「……じゃあ、そのあいだに、コーヒーでも飲もうか」
イファが立ち上がって、キッチンの棚から瓶を取り出すと、豆の軽い音がした。
「リア、コーヒー淹れてみる?」
「……わたし、ですか?」
「うん。豆を挽いて、お湯を注ぐだけ。だけど、意外とむずかしいんだ」
リアは小さく頷き、イファの隣に立った。
豆をミルに入れ、ゴリゴリと音を立てて回す。
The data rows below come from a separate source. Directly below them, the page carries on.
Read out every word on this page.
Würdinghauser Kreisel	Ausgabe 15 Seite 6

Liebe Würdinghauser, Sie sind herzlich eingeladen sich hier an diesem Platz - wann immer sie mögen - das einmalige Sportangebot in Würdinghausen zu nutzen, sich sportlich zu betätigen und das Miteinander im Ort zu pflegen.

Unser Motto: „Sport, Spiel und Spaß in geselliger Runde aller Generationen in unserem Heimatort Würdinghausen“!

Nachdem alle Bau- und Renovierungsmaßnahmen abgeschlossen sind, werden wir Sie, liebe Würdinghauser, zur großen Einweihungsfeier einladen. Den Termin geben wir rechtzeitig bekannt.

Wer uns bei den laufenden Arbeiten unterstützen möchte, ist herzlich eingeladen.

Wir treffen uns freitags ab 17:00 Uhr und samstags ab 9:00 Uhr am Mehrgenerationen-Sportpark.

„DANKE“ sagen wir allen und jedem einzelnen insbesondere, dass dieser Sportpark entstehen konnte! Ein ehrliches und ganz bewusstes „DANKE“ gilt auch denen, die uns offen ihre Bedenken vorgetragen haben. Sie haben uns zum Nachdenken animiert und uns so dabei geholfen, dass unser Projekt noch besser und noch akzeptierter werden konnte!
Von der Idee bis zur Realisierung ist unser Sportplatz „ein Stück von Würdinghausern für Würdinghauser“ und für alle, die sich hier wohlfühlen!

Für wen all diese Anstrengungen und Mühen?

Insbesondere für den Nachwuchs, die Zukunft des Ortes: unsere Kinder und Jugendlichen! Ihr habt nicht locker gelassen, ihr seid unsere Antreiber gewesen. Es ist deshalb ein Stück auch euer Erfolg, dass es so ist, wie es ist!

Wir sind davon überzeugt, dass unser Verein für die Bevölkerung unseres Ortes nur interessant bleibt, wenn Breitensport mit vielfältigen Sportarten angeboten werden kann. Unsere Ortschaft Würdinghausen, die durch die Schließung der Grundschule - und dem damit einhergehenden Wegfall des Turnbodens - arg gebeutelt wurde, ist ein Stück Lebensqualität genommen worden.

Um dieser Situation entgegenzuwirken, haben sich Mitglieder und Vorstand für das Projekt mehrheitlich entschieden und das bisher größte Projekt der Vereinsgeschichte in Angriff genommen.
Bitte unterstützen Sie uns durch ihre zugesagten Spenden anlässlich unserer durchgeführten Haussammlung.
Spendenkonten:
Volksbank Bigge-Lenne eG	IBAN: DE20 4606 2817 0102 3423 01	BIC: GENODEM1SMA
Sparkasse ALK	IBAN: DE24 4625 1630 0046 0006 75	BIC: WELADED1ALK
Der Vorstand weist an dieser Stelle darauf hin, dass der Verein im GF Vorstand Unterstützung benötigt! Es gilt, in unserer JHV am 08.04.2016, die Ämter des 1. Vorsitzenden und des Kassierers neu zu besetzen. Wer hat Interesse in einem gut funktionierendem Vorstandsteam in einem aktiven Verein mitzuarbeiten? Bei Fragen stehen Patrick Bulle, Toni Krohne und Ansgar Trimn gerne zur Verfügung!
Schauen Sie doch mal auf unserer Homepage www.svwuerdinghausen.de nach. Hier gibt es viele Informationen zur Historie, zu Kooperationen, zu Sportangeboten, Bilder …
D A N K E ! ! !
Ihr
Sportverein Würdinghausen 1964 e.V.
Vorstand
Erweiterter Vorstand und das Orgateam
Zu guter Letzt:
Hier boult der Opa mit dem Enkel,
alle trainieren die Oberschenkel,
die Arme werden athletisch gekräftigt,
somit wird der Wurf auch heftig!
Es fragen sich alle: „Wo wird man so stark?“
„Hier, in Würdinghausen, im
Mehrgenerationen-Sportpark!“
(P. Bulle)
香ばしい香りが部屋に広がる。
「……いい香りです。」
「でしょ? これが俺の元気の源だからな」
ゆっくりとポットからお湯を注ぐと、粉がふわりと膨らんでいく。その様子をリアはじっと見つめていた。
「蒸らしっていうんだ。豆が息してるみたいだろ?」
「……はい……。本当に、息をしているみたいです。」
カップに落ちたコーヒーは、湯気を立てながらテーブルに並べられた。
椅子に腰をかけて、静かにそれを口に運ぶ。
「……すこし、苦いです。」
「だな。でも、それがいいんだよ」
イファは笑いながら、自分のカップを両手で包んだ。
リアも真似して、そっとカップを両手で持つ。カップのあたたかさが、手のひらからじんわりと伝わる。
さっきのパンよりも、さらにあたたかい。
コーヒーの香りが、春の光と混ざっていく。ゆっくりと世界を包むように。